1. He would use the mind to set reason against faith, to be wise in its own conceits, to refuse to accept anything that is not made plain to it.
2. He would use our wills to perform his own purposes against the Most High. He says to us, “You are free agents, to do as you please. You shall not surely die if you eat of the forbidden fruit.”
3. Once more there is the emotional side of our nature, our affections. We feel that these have relation especially to the pleasures of life, the happiness of love and of sell-indulgence in natural desires of many sorts. The devil would use these for his own purposes, as of old the kings of Assyria would eagerly have used the springs of Gihon. Cunningly does he urge it on the human soul, “Why has God given you passions and natural desires of all sorts if you are not meant to gratify them?”

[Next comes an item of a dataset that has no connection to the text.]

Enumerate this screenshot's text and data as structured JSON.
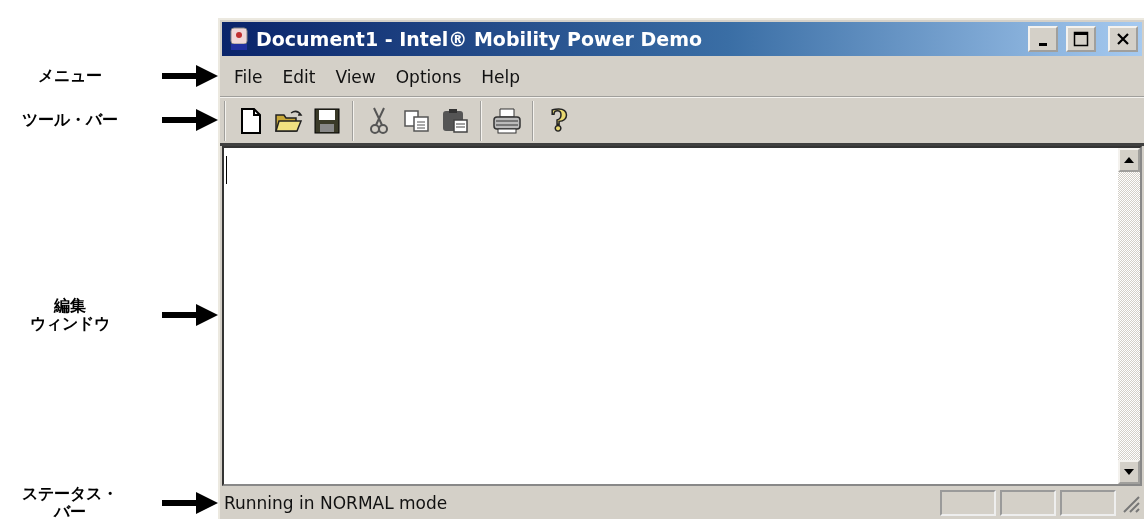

III. Now that wise king Hezekiah in the olden time, when he perceived that the abundant springs of Gihon were likely to help his enemy to the grievous discomfiture of the people of God, set to work at once to cover the springs, having diverted the channel that the water might flow by subterranean conduits into the holy city. The first great thought he had was to hinder the Assyrian from availing himself of those precious springs. And that may well read to us a lesson of the exceeding profitableness of covering our minds and wills and affections from the evil one.
1. Our intellectual powers should be covered that the enemy of souls may not use them to our discomfiture.
2. The will is likewise one of those springs of life which Satan especially seeks to find and to avail himself of. We cover it from him by subjecting ourselves to a higher will through the principle of obedience.
3. Then there are those choice springs of life which we call the affections. We must set restraint upon our natural desires in all sorts of ways, by remembering that our nature has been perverted by original sin; its lusts and appetites are in rebellion against their lawful master the will, and they are sure to lead us into mischief unless strongly repressed by loyalty to the teachings of God.
IV. Hezekiah was not content to stop the fountains of Gihon that his enemy might not find abundant water in that dry and dusty country; with a master stroke of policy he built a great subterranean conduit, and carried all the fresh sweet water from its source in the valley to enormous rock-hewn reservoirs which he constructed in jerusalem. One who did not know what the king had done might come to that place where once the waters of Gihon had flowed so freely, and lament the dry wady and filled-up wells. And so the world often looks upon the lives of earnest Christians, thinking how much they are losing through their scruples; the intellectual powers restrained within the dull limits of orthodoxy, the will subjected to what seems like a servile obedience to old-time traditions, the affections not allowed any strong vigorous license to brighten the sadness of this present world. It is only those who do not comprehend the real truth who can talk so however.
1. The mental powers which here would not be prostituted to taking interest in those subjects of human research which blasphemed God’s truth, and ridiculed the faith of the ages; subjects which under the specious disguise of realism delved unblushingly into vice and shameful immoralities, and declared it was the part of true wisdom to know the evil as well as the good--these shall find splendid exercise and joyous development ever more and more in the eternal truths of the universe, in the mysteries of the Divine Being, in the secrets of Divine love which are inexhaustible, and which overflow with supremest delights.
2. The will which here refused to assert its independence of the known laws of the Creator, shall in the holy city find full range for all its craving after freedom.
3. The affections which here resisted the drawings of sensuality and of worldliness, being willing to surrender the loves of this present world for the love of God, shall in the city which is on high find the rapture of heart joy, the bliss of satisfied affection surging back upon the soul from the very being of God Himself. (Arthur Ritchie.)